The fifteen years between 2053 and 2072 in the Nepalese calendar (approximately 1996 to 2015 in the Gregorian calendar) were potentially dramatic for rural development in Nepal. A twenty year market oriented, Asian Development Bank funded and technically assisted, national Agriculture Perspective Plan (APP) was in the early stage of implementation and a Maoist movement was about to launch an armed struggle in rural area that would become a national civil war lasting ten years. The APP had envisioned agriculture intensification for agriculture based economic growth adequate to generate employment to combat poverty in Nepal.
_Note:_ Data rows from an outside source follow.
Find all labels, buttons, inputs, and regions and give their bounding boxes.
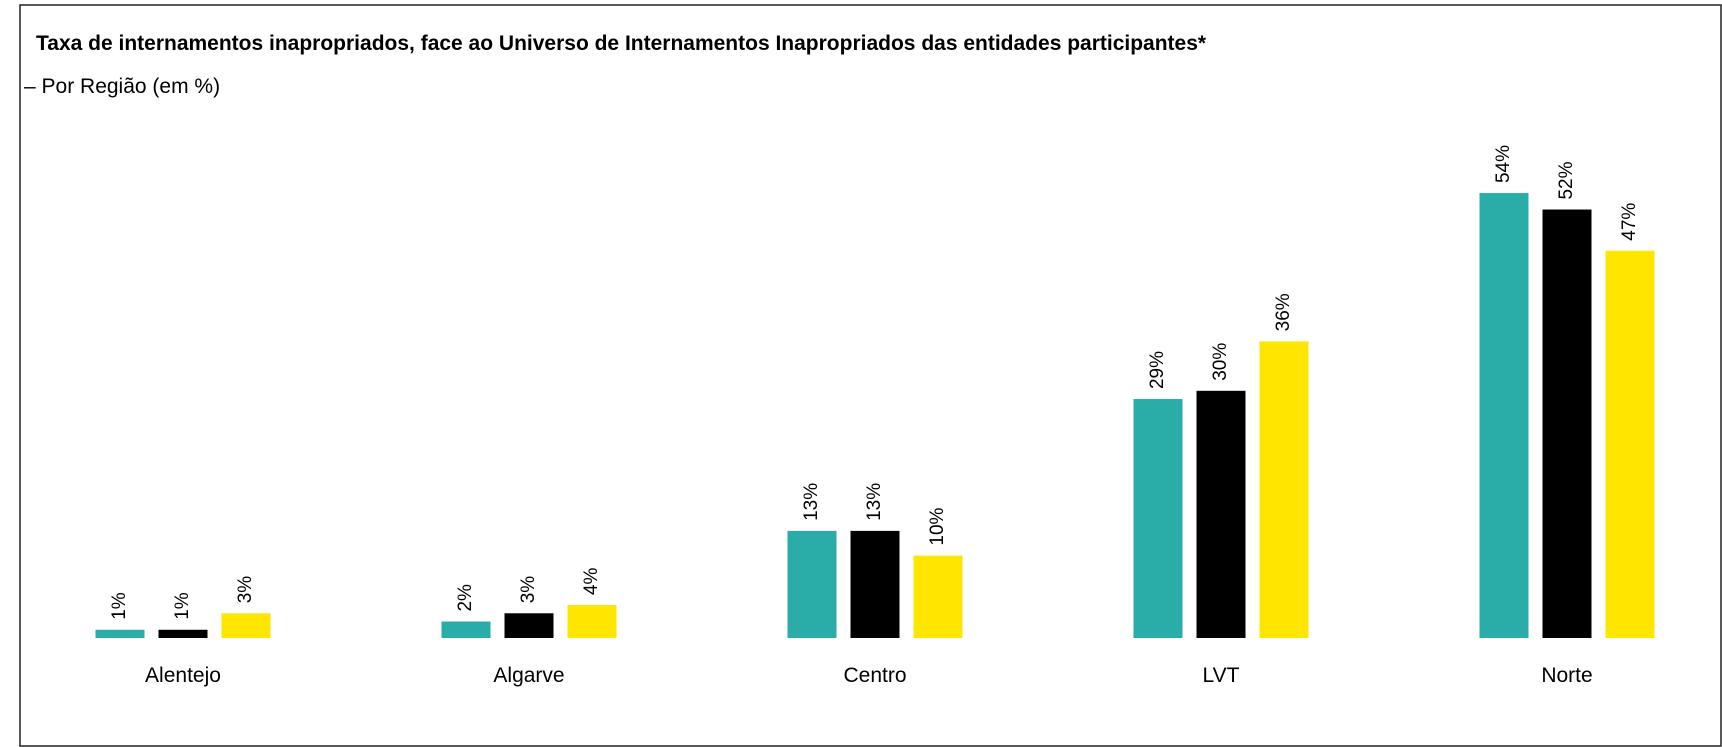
- bar: [95, 629, 145, 638]
- bar: [850, 530, 900, 638]
- value-label: 13%: [864, 483, 885, 521]
- value-label: 30%: [1210, 343, 1231, 381]
- bar: [221, 613, 271, 638]
- value-label: 1%: [109, 592, 130, 620]
- x-tick-label: Algarve: [493, 664, 564, 687]
- value-label: 2%: [455, 584, 476, 612]
- bar: [158, 629, 208, 638]
- bar: [787, 530, 837, 638]
- value-label: 3%: [235, 576, 256, 604]
- bar: [1196, 390, 1246, 638]
- x-tick-label: Centro: [843, 664, 906, 687]
- value-label: 10%: [927, 507, 948, 545]
- bar: [1542, 209, 1592, 638]
- bar: [1605, 250, 1655, 638]
- value-label: 54%: [1493, 145, 1514, 183]
- value-label: 47%: [1619, 203, 1640, 241]
- x-tick-label: Alentejo: [145, 664, 221, 687]
- chart-subtitle: – Por Região (em %): [24, 75, 220, 98]
- value-label: 3%: [518, 576, 539, 604]
- bar: [1479, 193, 1529, 639]
- chart-title: Taxa de internamentos inapropriados, fac…: [36, 32, 1207, 55]
- value-label: 1%: [172, 592, 193, 620]
- bar: [1259, 341, 1309, 638]
- value-label: 36%: [1273, 293, 1294, 331]
- value-label: 52%: [1556, 161, 1577, 199]
- bar: [567, 605, 617, 638]
- bar: [1133, 399, 1183, 638]
- frame: [19, 4, 1722, 747]
- bar: [913, 555, 963, 638]
- bar: [441, 621, 491, 638]
- bar: [504, 613, 554, 638]
- value-label: 4%: [581, 567, 602, 595]
- x-tick-label: LVT: [1203, 664, 1240, 687]
- x-tick-label: Norte: [1541, 664, 1592, 687]
- value-label: 13%: [801, 483, 822, 521]
- value-label: 29%: [1147, 351, 1168, 389]
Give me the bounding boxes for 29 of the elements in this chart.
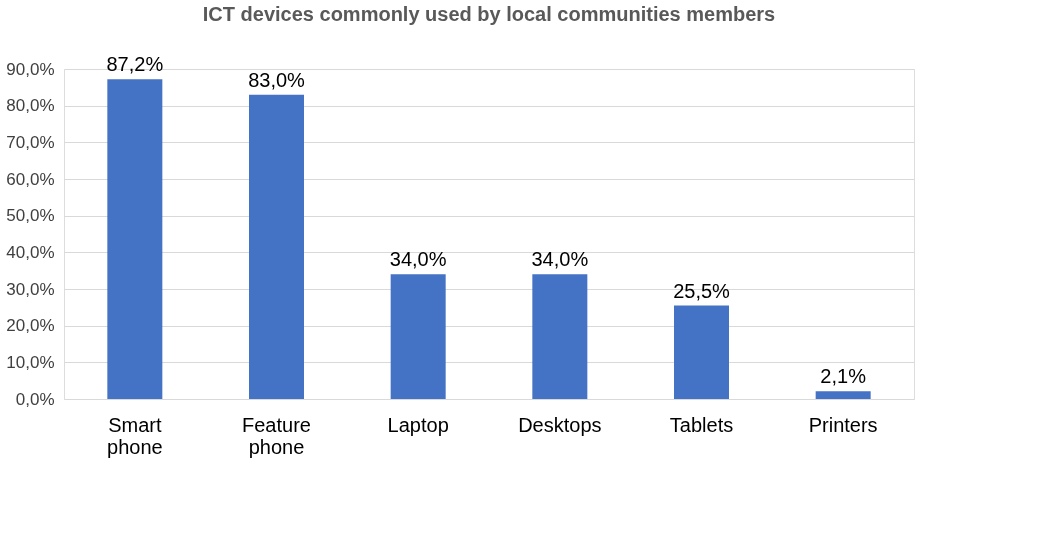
bar xyxy=(107,79,163,399)
bar xyxy=(815,391,871,399)
y-tick-label: 80,0% xyxy=(6,96,55,116)
bar xyxy=(532,274,588,399)
chart-title: ICT devices commonly used by local communities members xyxy=(202,3,776,26)
data-label: 83,0% xyxy=(248,68,306,91)
data-label: 34,0% xyxy=(531,248,589,271)
x-tick-label: Laptop xyxy=(387,413,449,436)
y-tick-label: 90,0% xyxy=(6,59,55,79)
bar xyxy=(674,305,729,399)
data-label: 34,0% xyxy=(389,248,447,271)
data-label: 87,2% xyxy=(106,53,164,76)
x-tick-label: Printers xyxy=(808,413,878,436)
x-tick-label: Feature phone xyxy=(242,413,311,458)
y-tick-label: 60,0% xyxy=(6,169,55,189)
y-tick-label: 70,0% xyxy=(6,132,55,152)
bar xyxy=(390,274,446,399)
data-label: 25,5% xyxy=(673,279,731,302)
y-tick-label: 30,0% xyxy=(6,279,55,299)
y-tick-label: 20,0% xyxy=(6,316,55,336)
y-tick-label: 50,0% xyxy=(6,206,55,226)
x-tick-label: Smart phone xyxy=(107,413,163,458)
bar xyxy=(249,94,304,399)
y-tick-label: 10,0% xyxy=(6,352,55,372)
y-tick-label: 0,0% xyxy=(15,389,55,409)
data-label: 2,1% xyxy=(820,365,867,388)
y-tick-label: 40,0% xyxy=(6,242,55,262)
x-tick-label: Tablets xyxy=(669,413,734,436)
x-tick-label: Desktops xyxy=(518,413,602,436)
The comparison of two Nepal Living Standards Surveys (NLSS) results from 1995/96 and 2010/11 suggests that agricultural production has not changed substantially in the topographically advantaged west rural plains (terai) areas, where the Maoist insurgency had relatively small direct influence. Overall, the Nepalese economy appears to be both moving away from agriculture (share of non-farm income rising from 15% to almost 40%) and feminising (women headed households in the rural western terai rising from under 9% to over 24%). However, over fifteen years there have been significant changes in the livelihood patterns of different caste/ethnic/religious groups. This paper deals with identified five different types of changed behaviour to show the range of responses and links are made to misrecognised key elements in political economy of Nepal, the Maoist insurgency and the Nepal State conflict.